Headlamp. For in the field and also handy for hotel rooms for reading at night or if the power goes out.

Hood Loupe. If you are shooting with a mirrorless camera this is not needed as you can playback your photo in the viewfinder. For digital SLR cameras you must use the LCD on the back of the camera to check for exposure, sharpness, etc. and at times if it is bright out it is difficult to see the image. The Hood Loupe will allow to analyze your photo during bright daylight.  We like this one.

Photography Equipment That’s Nice to have

Camera Protection. There are a variety of rain covers out there for our camera. At a minimum, bring along a couple of shower caps to protect your setup during rain.

Camera level: Double axis spirit level for camera hot shoe/used for shooting panoramas. Many of the new cameras have this built in so you don’t need this external level.

Filter wrenches in case your filters get stuck on your lens. Here is a set for filters from 67mm to 86mm. Make sure you get the right size for your lenses.

Manual dust blower, Giottos Rocket Air Blower is a good one.

Trash compactor bag for sitting on or kneeling in the field.

Additional Essentials

Laptops: If you can bring a laptop, do so, with a minimum of Adobe Lightroom.

Computer Software: These are suggestions only. At a minimum, I would suggest Adobe Lightroom or Adobe Elements. You can use the Nik plugins with both. If you are interested in doing some serious post processing then you should consider Photoshop as well.

  • Adobe Photoshop | CS6 was the last version available to own. After CS6 you will have to rent a Photoshop and  Lightroom Package on the Creative Cloud for $9.99 per month.
  • Photoshop Elements 12 for Mac & Windows(download)
  • Adobe Lightroom 5 for Mac & Windows(download)
  • NikSoftware. Now that Google owns Nik you can get the complete suite of Nik plugins for $149. NikSoftware. The Nik Collection is compatible with Mac® OS 10.6.8 through 10.8, and Windows Vista®, Windows 7, Windows 8 as well as with all the following host applications:
    • Apple® Aperture® 3.1 or later
    • Adobe Photoshop CS4 through CS6
    • Adobe Photoshop Elements 9 through 11, (apart from HDR Efex Pro 2, which is not      compatible with Photoshop Elements)
    • Adobe Photoshop Lightroom 3 through 5
    • Adobe Photoshop Creative Cloud
  • The Photographer’s Ephemeris The Photographer’s Ephemeris (TPE) helps you plan outdoor photography shoots in natural light, particularly landscape and urban scenes. It’s a map-centric sun and moon calculator: see how the light will fall on the land, day or night, for any location on earth. Free for computers and $8.99 for Smart Phones.

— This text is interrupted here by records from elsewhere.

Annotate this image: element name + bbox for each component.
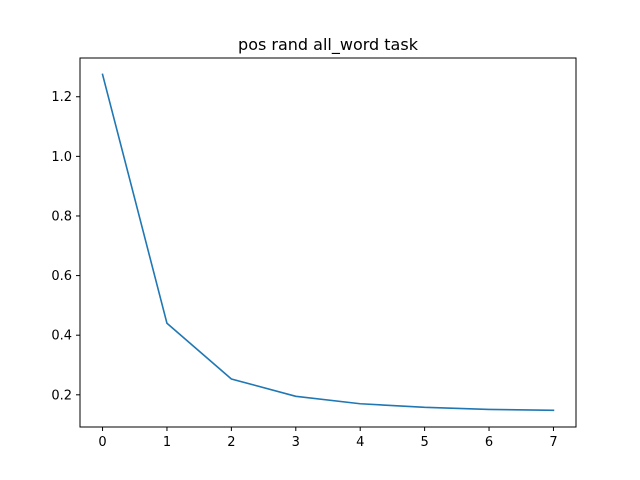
x-tick-label: 6 (485, 435, 493, 450)
x-tick-label: 5 (420, 435, 428, 450)
y-axis: 0.2 0.4 0.6 0.8 1.0 1.2 (51, 90, 80, 403)
chart-title: pos rand all_word task (238, 35, 419, 55)
y-tick-label: 0.6 (51, 269, 72, 284)
x-axis: 0 1 2 3 4 5 6 7 (98, 427, 558, 450)
plot-series (101, 73, 555, 412)
y-tick-label: 0.2 (51, 388, 72, 403)
x-tick-label: 1 (163, 435, 171, 450)
plot-frame (79, 57, 577, 428)
x-tick-label: 2 (227, 435, 235, 450)
x-tick-label: 3 (292, 435, 300, 450)
series-line (101, 73, 555, 412)
y-tick-label: 0.8 (51, 209, 72, 224)
y-tick-label: 1.2 (51, 90, 72, 105)
x-tick-label: 0 (98, 435, 106, 450)
y-tick-label: 1.0 (51, 150, 72, 165)
x-tick-label: 7 (549, 435, 557, 450)
y-tick-label: 0.4 (51, 329, 72, 344)
x-tick-label: 4 (356, 435, 364, 450)
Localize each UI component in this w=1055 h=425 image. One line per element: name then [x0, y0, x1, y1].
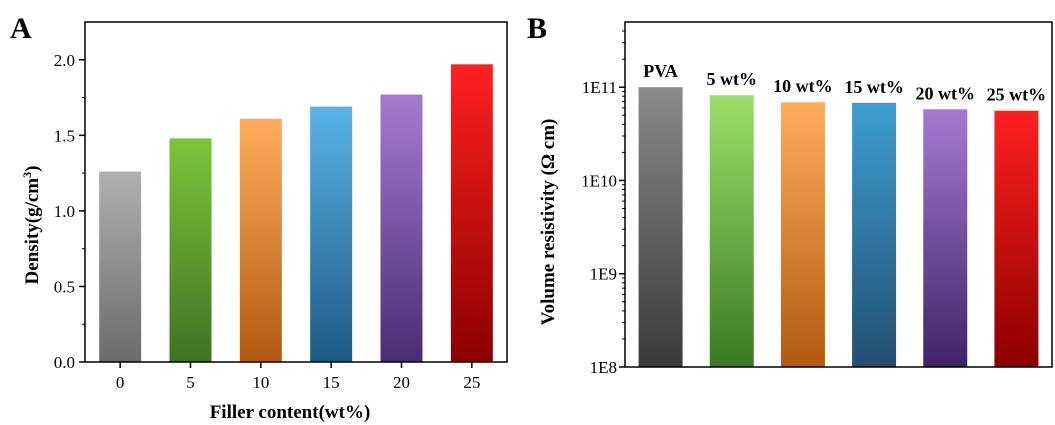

Additional Equipment That’s Nice to Have

Portable hard drives, for backing up from your laptop. Redundancy is prudent. The LaCie Rugged Triple Interface USB 3 Hard Drives are popular.

USB Memory Stick for photo sharing. If you want to share your favorite images with the group we will be showing them from Jim’s laptop.

Smart Phone Apps:

  • Focus Stack. For photographers employing focus stacking to achieve astonishing depth of field in landscape and architectural photography. How many shots do you need to take? On what distances should these shots be focused? What is the ideal aperture to use?
  • Long Time. This app. is used for calculating your exposure when using very dark neutral density filters which your camera meter will have a hard time reading through.
  • Opitimum CS Pro. This is a great app. for determining your hyper focal point for achieving maximum depth of field.